Not sure I fully understand your complaint, but there are several such claims, e.g., as made in this 1987 patent by William Barker:
This choice of an example kind of makes the point. It’s not LENR. There are no nuclear reactions claimed. The blue sky claims of waste remediation I referred to involve transmutation to more stable isotopes, which could be demonstrated by putting a radioactive sample in a LENR device, and taking out a less radioactive sample.
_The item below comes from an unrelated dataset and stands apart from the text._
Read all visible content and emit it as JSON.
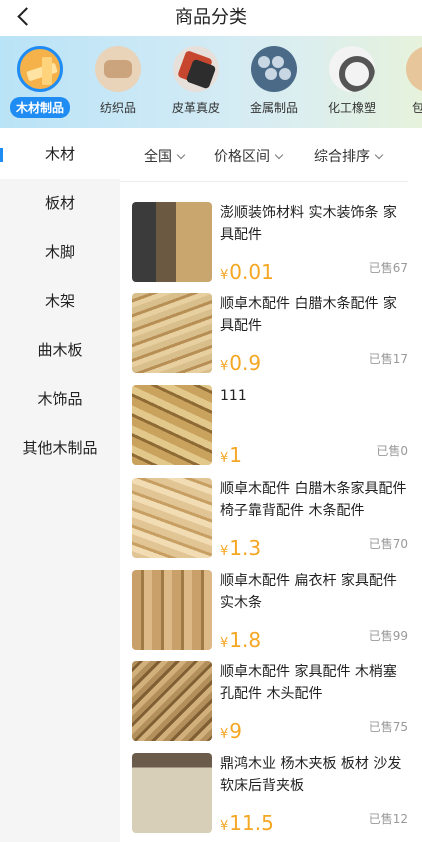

As for the patent, well sometimes patents are granted for claims that have not been realized, and considering that this idea has not been widely implemented and has not resulted in fame and glory for the inventor, it’s a safe bet this is one of those patents. I don’t know if one should take seriously an inventor who thinks 2 of the 3 most important isotopes in nuclear waste are U-238 and U-235. U-238 is not particularly radioactive, but in any case, neither isotope is actually made in the reactor. U-238 was there (in nature) to begin with, and U-235 is *depleted*. Not that that diminishes the importance of affecting alpha-decay with small electric fields — if it were possible — but it says something about the inventor’s competence in the field, in addition to the point made by HGB.
“I vaguely recall claims to change activity among LENR researchers, e.g. George Miley. The question for me is whether there is any reproducible "lab rat" experiment to be found among or derived from such experiments.”
Your recollections are vague, because the claims are vague. Reducing the activity of a radioactive sample would not be a vague claim. But yes, I’m referring to claims that other qualified scientists can verify.
“This would surely be interesting, but possibly inconsistent with whatever mechanism might be at play assuming a subset of LENR results are real.”
Ah yes, nature contrives to make any unambiguous indication of LENR inconsistent with whatever mechanism might be at play. That’s why levels of tritium or neutrons or gamma rays commensurate with excess heat are never seen. Nature also seemed to foil every attempt to determine the rest frame of the ether, until Einstein came along and declared it superfluous.